La Coordinatrice régionale de la Fondation Hanns Seidel, Mme Aridja Frank, a, de son côté, précisé que « Les formateurs mettrons à la disposition des femmes et des jeunes filles, des outils nécessaires et les stratégies novatrices en vue d’améliorer leurs connaissances dans la gestion des affaires publiques, d’assurer effectivement leur épanouissement de femmes militantes et sympathisantes des partis politiques et associations et enfin d’impulser leur implication efficiente dans le développement de la nation ».

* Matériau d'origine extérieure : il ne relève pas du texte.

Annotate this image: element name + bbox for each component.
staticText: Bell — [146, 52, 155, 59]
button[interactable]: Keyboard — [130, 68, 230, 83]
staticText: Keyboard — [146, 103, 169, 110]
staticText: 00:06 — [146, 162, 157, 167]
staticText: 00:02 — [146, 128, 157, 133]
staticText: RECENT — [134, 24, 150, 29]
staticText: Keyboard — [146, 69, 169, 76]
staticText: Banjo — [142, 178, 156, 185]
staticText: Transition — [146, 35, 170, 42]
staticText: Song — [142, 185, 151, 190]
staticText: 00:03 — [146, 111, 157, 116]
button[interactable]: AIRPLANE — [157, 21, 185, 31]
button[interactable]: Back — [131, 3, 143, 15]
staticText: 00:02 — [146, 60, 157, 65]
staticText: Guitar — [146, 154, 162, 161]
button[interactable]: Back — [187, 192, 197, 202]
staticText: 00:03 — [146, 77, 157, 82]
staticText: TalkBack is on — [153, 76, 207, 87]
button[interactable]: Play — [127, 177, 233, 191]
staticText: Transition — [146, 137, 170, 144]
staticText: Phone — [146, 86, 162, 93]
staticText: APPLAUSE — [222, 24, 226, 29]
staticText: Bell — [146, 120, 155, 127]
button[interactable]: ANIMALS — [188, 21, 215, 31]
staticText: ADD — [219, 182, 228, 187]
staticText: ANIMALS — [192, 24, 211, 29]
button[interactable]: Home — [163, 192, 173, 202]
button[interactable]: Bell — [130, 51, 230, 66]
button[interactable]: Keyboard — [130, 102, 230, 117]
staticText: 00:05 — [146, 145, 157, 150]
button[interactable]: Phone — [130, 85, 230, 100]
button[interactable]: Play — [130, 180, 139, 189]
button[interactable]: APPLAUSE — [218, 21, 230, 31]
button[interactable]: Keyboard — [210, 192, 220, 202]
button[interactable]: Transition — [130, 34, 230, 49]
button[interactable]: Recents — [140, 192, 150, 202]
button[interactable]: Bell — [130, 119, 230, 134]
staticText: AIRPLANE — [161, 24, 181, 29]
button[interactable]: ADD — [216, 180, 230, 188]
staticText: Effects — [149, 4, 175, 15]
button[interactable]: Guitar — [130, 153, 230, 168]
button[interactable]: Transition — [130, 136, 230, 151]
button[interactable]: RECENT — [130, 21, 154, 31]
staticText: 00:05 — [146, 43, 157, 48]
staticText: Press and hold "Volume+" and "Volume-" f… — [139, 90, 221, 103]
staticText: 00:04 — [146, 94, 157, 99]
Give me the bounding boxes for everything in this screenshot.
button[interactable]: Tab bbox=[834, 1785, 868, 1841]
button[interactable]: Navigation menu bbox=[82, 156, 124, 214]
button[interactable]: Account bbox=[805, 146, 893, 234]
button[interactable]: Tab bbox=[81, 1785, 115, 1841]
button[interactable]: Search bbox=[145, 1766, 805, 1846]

Nonobstant tous les obstacles posés sur leur chemin par la tradition et la société les empêchant de s’affirmer politiquement comme socialement, entièrement, la femme jouit aujourd’hui d’une clémence de l’Homme dans sa quête de liberté et d’égalité en tant qu’être humain. Toutefois, beaucoup de poche de résistances les freinent de franchir certains paliers. C’est pour cette raison que de telles initiatives constituent de véritables sources d’inspiration pour leur permettre de trouver leur marque à travers des stratégies appropriées. Ailleurs, la lutte a été âpre et très acerbe pour l’indépendance de la femme du fait de l’inexistence de ces types d’instruments de prise de conscience et d’évaluation du rôle de la femme dans la société. En finançant cette formation, la Fondation Hanns Seidel est sûre d’obtenir des résultats probants dont les bénéfices iront entièrement à la société togolaise. Surtout que le pays va bientôt rentrer dans une nouvelle phase électorale locale. Ainsi, pour la décentralisation et la gestion des communautés, une participation des femmes est alors indispensable et obligatoire. La balle est donc dans le camp de nos nouveaux leaders d’opinion et politiques féminins très attendus dans le débat politique national.

Notons que le GF2D est une Organisation non gouvernementale (ONG), à but non lucratif créée en 1992. Elle a à son actif, plusieurs sessions de formation à l’endroit de la femme togolaise, des campagnes de sensibilisation sur diverses thématiques.